0
votes

I am trying to resample my data annually, but struggle to set the start day of resampling.

import xarray as xr
import numpy as np
import pandas as pd

da = xr.DataArray(
    np.linspace(0, 11, num=36),
    coords=[
        pd.date_range(
            "15/12/1999", periods=36,
        )
    ],
    dims="time",
)
da.resample(time="1Y").mean()

What I am trying to achieve is to get the means of the following periods: 15/12/1999-15/12/2000, 15/12/2000-15/12/2001, 15/12/2001-15/12/2002, ...

1

1 Answers

0
votes

I have solved it by shifting the time to the first month and use the corresponding pandas anchored offset.
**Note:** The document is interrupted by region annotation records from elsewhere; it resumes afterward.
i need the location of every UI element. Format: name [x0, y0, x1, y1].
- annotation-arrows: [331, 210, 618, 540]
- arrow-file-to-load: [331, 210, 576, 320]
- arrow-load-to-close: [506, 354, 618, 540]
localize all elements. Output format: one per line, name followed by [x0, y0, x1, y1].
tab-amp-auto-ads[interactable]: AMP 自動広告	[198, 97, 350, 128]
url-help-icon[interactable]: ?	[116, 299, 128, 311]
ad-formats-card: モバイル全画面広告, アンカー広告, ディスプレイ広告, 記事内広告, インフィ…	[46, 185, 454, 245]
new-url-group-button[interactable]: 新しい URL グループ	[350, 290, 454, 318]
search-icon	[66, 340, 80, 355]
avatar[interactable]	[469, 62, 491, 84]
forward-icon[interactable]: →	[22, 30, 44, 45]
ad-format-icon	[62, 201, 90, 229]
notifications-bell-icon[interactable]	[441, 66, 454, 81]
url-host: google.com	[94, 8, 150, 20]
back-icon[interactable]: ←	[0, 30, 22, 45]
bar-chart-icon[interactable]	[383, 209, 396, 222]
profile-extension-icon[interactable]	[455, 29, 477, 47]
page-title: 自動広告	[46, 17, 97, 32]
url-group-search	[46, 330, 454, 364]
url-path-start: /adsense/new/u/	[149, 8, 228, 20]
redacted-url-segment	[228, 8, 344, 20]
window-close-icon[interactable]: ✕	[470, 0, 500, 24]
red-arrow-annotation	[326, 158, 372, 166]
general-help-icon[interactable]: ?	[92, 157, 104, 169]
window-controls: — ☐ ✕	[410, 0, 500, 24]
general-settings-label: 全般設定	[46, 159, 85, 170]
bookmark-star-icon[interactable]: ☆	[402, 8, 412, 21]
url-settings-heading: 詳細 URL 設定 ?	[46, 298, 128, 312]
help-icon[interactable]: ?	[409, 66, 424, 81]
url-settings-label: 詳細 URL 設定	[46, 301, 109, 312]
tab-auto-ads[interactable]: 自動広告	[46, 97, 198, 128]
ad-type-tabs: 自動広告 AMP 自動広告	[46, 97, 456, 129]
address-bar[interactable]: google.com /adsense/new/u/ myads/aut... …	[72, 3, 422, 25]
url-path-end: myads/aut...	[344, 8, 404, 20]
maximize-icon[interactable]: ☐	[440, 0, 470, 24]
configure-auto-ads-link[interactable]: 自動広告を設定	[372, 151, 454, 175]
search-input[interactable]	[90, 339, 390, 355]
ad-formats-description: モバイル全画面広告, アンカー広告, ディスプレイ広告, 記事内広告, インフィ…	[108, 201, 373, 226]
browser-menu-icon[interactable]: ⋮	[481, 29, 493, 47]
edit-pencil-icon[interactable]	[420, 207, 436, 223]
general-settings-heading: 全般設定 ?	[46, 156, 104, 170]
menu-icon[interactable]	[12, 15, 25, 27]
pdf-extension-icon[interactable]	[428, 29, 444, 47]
Afterwards, reset the time back.

import xarray as xr
import numpy as np
import pandas as pd

da = xr.DataArray(
    np.concatenate([np.zeros(365), np.ones(365)]),
    coords=[
        pd.date_range(
            "06/15/2017", "06/14/2019", freq='D'
        )
    ],
    dims="time",
)

days_to_first_of_month = pd.Timedelta(days=int(da.time.dt.day[0])-1)
da['time'] = da.time - days_to_first_of_month
month = da.time.dt.strftime("%b")[0].values
resampled = da.resample(time=f'AS-{month}').sum()
resampled['time'] = resampled.time + days_to_first_of_month
print(resampled)

Is there a more efficient or clean way?